The program employs a harm reduction philosophy: policies and strategies aimed at reducing the negative individual and collective consequences associated with drug use while recognizing that abstinence may not be attainable for everyone. Participants aren’t penalized or denied services if they do not achieve or maintain abstinence. According to a 2015 study by the University of Washington, 58 percent of participants are less likely to be arrested after enrollment in LEAD® compared to those who went through the “system as usual.”

Multnomah Lead 2

From left Central City Concern’s LEAD® case managers: Juliana DePietro, Hubert Mathews, Jason Sheffey, and Carlos Reynoso. Not pictured: case managers Brennan Edwards and Michelle Courtney

Last February, the County launched its own version of LEAD®. The pilot, which also employs a harm reduction model, is entering its second year. Participants can choose to connect with a caseworker and advance toward self-identified goals, including treatment, employment, mental and physical health needs, and more. If a LEAD® candidate faces a subsequent arrest or fails to complete an evaluation, a Multnomah County District Attorney, Portland Police officer, county Mental Health and Addictions worker, and caseworkers work together to discuss the client’s situation and determine whether he or she should remain in LEAD®.

As of March 2018, 94 people have enrolled. Seventy-two of them are active in LEAD®. Many have also resolved outstanding legal issues, like warrants and citations. Fifty-three people identify as white and 41 as people of color.

Mental Health Diversion

Inspired by LEAD®, the county also launched another pre-booking diversion pilot, Mental Health Diversion. Championed by Multnomah County Sheriff Mike Reese, those who engage in low-level misdemeanor behavior (Disorderly Conduct or Criminal Trespass 2) are eligible to engage in voluntary transport by police to an urgent mental health walk-in clinic. If the individual engages in an intake conversation with a peer, the misdemeanor case will likely not be filed.

The sheriff spearheaded the effort after seeing too many inmates with significant mental health-motivated behavior struggle in jail.

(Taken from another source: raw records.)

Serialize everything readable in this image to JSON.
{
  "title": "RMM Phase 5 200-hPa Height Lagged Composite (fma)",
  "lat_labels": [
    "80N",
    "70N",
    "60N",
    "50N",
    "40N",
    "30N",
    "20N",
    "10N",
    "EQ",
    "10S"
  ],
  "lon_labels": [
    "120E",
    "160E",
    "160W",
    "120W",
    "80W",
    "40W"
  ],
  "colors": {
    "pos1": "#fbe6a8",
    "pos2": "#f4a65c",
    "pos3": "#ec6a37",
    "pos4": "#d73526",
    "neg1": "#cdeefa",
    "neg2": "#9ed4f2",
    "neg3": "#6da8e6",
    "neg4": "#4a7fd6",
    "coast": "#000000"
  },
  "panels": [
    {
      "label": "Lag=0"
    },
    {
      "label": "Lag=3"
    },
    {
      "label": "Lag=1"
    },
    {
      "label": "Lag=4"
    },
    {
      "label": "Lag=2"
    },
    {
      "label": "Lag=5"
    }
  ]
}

The program aims to increase pre-booking diversion opportunities for law enforcement by reaching out to Cascadia Behavioral Healthcare, a local service provider hoping to help individuals avoid unnecessary incarceration.

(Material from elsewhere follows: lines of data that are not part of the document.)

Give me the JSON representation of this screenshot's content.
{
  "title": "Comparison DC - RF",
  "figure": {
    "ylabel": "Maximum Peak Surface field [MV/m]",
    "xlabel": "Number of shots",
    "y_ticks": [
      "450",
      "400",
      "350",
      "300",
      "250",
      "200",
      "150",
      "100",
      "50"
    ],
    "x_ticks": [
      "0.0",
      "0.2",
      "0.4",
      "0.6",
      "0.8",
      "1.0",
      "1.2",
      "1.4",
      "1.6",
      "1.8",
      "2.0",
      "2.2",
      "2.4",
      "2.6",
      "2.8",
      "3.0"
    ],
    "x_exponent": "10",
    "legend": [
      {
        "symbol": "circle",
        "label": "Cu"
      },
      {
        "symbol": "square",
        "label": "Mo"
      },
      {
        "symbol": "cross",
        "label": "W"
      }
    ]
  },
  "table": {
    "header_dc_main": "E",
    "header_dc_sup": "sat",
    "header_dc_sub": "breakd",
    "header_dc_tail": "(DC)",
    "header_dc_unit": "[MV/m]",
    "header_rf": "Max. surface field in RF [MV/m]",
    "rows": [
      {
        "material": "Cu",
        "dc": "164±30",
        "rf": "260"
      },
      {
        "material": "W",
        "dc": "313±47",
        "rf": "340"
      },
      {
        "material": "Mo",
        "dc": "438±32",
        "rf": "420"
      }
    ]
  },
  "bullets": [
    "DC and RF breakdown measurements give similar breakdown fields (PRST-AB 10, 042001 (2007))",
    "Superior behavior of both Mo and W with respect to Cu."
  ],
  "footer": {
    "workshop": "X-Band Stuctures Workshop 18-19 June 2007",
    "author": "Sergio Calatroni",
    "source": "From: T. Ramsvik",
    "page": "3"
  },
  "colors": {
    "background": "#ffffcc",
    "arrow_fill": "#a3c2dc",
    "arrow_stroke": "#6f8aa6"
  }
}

“The person who is being arrested has to consent to going to Cascadia and the exchange of information,” Sheriff Reese explained in response to concerns about profiling before a County Board meeting last November.

“The District Attorney, when they see that a person has been connected to a mental health provider and that there’s been engagement, will likely dismiss the charges,” he continued. “So the District Attorney’s Office has been a part of this process and has agreed that diversion is the appropriate response to people in crisis, not the criminal justice system.”

Data Guides Decision-Making

Multnomah County justice leaders have embarked on policy and practice changes to mitigate justice involvement on communities of color. Among the changes, the common thread is data and analyses. It not only helps identify where disparities exist, but increases the political will to create policy change.

Whenever safe and appropriate, the County wants community members to be helped in the right non-jail environment.